Evidence for a Localised Source of the Argon in the Lunar Exosphere

TL;DR

This study tests various models explaining the Moon's argon exosphere and finds that a localized source best reproduces observed features, suggesting a need for further investigation into its origin.

Contribution

It demonstrates that only a localized source model can accurately match the observed argon distribution and temporal features of the lunar exosphere.

Findings

Localized source explains argon enhancements and timing.

Surface interactions with uniform desorption energy are insufficient.

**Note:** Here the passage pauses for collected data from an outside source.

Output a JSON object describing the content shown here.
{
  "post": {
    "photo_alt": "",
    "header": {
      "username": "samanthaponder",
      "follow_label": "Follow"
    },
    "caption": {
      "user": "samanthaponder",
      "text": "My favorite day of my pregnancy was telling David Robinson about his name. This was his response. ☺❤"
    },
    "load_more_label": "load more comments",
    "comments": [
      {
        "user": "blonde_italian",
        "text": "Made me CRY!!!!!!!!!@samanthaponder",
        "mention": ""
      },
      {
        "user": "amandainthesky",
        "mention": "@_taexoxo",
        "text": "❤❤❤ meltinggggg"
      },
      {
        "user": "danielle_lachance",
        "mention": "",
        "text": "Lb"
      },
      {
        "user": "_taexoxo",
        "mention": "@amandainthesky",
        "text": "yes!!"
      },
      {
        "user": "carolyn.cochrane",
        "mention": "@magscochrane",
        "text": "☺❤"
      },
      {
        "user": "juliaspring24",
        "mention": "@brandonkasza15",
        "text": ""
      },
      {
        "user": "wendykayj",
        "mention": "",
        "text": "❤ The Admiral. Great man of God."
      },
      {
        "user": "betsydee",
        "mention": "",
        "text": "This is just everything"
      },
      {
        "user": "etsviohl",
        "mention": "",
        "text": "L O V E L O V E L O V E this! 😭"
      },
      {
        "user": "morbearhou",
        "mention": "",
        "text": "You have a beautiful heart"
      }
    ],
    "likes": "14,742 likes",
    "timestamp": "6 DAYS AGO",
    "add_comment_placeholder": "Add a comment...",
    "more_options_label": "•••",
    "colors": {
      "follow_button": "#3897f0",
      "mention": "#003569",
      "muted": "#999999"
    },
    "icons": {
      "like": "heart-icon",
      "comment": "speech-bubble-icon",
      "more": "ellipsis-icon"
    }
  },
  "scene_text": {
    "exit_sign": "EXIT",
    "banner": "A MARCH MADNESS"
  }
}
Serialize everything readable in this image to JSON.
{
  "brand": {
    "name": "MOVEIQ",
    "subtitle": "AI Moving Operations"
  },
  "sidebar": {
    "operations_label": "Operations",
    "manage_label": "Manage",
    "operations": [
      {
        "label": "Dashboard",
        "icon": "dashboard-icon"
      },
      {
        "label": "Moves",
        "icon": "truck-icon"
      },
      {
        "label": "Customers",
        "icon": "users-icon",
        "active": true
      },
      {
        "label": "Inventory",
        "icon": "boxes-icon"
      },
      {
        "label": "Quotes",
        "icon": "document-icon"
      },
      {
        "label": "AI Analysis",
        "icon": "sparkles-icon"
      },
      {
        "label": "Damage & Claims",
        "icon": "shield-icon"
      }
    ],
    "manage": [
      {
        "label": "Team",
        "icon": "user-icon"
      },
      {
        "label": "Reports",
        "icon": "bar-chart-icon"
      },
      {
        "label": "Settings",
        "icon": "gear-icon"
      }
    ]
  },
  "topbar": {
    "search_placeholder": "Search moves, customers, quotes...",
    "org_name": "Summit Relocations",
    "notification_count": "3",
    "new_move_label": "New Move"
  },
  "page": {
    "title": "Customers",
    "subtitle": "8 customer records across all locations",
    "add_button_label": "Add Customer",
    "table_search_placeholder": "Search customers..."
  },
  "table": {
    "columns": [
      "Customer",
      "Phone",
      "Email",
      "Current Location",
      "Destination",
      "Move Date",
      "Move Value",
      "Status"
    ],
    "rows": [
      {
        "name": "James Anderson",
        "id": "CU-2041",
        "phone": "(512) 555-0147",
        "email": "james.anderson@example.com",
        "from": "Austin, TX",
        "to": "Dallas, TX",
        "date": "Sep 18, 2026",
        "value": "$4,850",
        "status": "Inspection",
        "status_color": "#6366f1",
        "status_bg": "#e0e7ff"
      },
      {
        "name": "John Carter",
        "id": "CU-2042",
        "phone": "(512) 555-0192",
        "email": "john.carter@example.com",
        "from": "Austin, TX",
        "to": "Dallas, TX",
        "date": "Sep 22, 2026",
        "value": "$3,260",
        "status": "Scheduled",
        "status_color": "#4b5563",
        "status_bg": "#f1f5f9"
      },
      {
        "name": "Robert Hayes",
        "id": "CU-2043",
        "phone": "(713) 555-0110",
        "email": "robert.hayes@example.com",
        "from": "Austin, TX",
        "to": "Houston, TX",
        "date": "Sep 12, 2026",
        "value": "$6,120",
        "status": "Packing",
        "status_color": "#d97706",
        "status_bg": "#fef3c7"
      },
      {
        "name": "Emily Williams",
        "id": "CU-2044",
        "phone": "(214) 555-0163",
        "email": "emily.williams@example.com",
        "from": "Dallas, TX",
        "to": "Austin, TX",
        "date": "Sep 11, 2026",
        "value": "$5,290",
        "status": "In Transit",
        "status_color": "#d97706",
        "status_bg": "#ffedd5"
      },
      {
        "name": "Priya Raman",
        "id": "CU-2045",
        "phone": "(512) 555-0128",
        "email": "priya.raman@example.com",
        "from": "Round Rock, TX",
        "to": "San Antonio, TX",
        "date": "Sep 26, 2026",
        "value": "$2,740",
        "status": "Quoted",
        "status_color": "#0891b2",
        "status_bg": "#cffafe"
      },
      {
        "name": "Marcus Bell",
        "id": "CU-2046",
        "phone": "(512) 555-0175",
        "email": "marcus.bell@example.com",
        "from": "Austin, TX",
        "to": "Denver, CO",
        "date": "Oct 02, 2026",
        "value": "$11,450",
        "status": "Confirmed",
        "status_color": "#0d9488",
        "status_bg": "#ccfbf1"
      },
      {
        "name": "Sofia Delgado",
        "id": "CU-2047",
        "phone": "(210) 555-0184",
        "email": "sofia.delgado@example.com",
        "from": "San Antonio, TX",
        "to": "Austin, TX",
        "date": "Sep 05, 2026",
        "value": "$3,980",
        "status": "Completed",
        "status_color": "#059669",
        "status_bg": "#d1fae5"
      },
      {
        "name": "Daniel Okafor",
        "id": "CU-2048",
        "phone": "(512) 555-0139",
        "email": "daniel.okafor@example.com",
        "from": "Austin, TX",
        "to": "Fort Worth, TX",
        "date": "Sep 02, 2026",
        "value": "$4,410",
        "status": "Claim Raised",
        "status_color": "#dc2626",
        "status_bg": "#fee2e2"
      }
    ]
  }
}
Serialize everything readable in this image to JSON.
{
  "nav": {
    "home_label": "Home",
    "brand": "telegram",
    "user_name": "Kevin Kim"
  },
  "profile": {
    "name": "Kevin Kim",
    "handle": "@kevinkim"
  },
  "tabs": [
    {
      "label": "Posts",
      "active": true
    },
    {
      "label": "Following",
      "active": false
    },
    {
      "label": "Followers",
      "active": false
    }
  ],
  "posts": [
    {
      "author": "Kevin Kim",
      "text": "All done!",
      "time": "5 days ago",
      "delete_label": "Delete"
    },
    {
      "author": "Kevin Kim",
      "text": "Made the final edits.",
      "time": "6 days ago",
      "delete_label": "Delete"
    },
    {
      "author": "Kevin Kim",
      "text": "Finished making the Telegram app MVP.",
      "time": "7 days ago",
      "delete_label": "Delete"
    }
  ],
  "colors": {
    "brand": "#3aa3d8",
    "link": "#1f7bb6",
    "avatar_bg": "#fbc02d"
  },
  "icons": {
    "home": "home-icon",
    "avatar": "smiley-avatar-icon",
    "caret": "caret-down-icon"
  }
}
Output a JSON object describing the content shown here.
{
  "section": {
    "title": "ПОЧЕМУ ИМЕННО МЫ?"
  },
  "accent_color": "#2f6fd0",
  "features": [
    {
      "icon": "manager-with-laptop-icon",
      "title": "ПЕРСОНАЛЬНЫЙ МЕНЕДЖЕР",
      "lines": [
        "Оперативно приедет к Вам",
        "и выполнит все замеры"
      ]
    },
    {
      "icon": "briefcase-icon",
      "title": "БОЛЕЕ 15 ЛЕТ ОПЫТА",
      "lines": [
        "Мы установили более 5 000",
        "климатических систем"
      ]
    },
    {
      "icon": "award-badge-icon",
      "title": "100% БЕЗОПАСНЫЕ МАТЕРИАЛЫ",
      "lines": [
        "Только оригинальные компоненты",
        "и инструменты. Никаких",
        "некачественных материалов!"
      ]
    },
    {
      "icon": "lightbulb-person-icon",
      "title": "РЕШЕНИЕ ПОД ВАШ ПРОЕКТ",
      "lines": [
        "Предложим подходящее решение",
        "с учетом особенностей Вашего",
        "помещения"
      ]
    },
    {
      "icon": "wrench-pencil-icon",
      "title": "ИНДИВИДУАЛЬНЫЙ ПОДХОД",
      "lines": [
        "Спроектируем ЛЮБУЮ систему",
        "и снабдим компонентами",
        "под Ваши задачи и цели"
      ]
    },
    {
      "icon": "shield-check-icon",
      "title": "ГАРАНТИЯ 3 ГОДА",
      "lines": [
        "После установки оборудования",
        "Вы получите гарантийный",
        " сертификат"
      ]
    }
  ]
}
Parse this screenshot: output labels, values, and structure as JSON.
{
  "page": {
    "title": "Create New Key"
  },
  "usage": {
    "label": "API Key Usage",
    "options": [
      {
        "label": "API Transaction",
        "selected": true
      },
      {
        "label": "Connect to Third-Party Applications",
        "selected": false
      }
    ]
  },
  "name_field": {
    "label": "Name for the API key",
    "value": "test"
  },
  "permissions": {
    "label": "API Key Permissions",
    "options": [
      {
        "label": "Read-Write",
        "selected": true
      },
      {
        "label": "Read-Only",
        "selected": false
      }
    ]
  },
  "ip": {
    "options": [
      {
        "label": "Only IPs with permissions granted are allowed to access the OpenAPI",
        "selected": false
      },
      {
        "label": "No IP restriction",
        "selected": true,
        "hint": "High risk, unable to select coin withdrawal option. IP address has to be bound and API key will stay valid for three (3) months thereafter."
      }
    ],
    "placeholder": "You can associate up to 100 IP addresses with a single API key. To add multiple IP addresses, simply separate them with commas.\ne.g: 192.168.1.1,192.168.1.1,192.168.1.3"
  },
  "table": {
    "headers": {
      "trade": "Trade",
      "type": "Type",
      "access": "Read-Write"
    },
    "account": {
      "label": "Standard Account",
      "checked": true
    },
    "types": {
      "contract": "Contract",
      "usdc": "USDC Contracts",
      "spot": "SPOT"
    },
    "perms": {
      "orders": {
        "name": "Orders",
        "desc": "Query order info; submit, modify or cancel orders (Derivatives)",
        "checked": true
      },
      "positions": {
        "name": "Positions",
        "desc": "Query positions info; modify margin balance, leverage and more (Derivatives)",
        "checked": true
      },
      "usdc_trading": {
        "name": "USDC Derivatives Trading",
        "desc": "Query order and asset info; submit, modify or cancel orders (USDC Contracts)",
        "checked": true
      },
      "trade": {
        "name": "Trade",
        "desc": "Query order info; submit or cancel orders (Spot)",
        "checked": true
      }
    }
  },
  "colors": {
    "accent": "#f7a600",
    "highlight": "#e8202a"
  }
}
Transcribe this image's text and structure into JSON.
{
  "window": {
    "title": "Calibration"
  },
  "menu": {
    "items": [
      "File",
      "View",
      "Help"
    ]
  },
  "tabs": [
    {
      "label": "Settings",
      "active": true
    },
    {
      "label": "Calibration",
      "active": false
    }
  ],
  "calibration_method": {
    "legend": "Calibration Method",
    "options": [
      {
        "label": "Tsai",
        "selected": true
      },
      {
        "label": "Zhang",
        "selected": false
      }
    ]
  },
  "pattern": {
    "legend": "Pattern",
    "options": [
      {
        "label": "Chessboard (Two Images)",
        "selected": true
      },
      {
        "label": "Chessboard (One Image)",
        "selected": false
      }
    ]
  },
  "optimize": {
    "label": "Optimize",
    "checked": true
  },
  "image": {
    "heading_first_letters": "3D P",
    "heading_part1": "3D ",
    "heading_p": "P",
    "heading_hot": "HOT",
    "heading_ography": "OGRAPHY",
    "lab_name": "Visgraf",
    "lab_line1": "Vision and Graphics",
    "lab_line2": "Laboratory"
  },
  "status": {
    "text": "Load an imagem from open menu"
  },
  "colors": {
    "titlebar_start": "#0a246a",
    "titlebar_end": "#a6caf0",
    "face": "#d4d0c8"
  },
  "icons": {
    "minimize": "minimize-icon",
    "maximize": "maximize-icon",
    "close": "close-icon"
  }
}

Seasonal cold traps influence long-term argon density fluctuations.

Abstract

We perform the first tests of various proposed explanations for observed features of the Moon's argon exosphere, including models of: spatially varying surface interactions; a source that reflects the lunar near-surface potassium distribution; and temporally varying cold trap areas. Measurements from the Lunar Atmosphere and Dust Environment Explorer (LADEE) and the Lunar Atmosphere Composition Experiment (LACE) are used to test whether these models can reproduce the data. The spatially varying surface interactions hypothesized in previous work cannot reproduce the persistent argon enhancement observed over the western maria. They also fail to match the observed local time of the near-sunrise peak in argon density, which is the same for the highland and mare regions, and is well reproduced by simple surface interactions with a ubiquitous desorption energy of 28 kJ/mol. A localised source can explain the observations, with a trade-off between an unexpectedly localised source or an unexpectedly brief lifetime of argon atoms in the exosphere. To match the observations, a point-like source requires source and loss rates of ~$1.9\times10^{21}$ atoms/s. A more diffuse source, weighted by the near-surface potassium, requires much higher rates of ~$1.1\times10^{22}$ atoms/s, corresponding to a mean lifetime of just 1.4 lunar days. We do not address the mechanism for producing a localised source, but demonstrate that this appears to be the only model that can reproduce the observations. Large, seasonally varying cold traps could explain the long-term fluctuation in the global argon density observed by LADEE, but not that by LACE.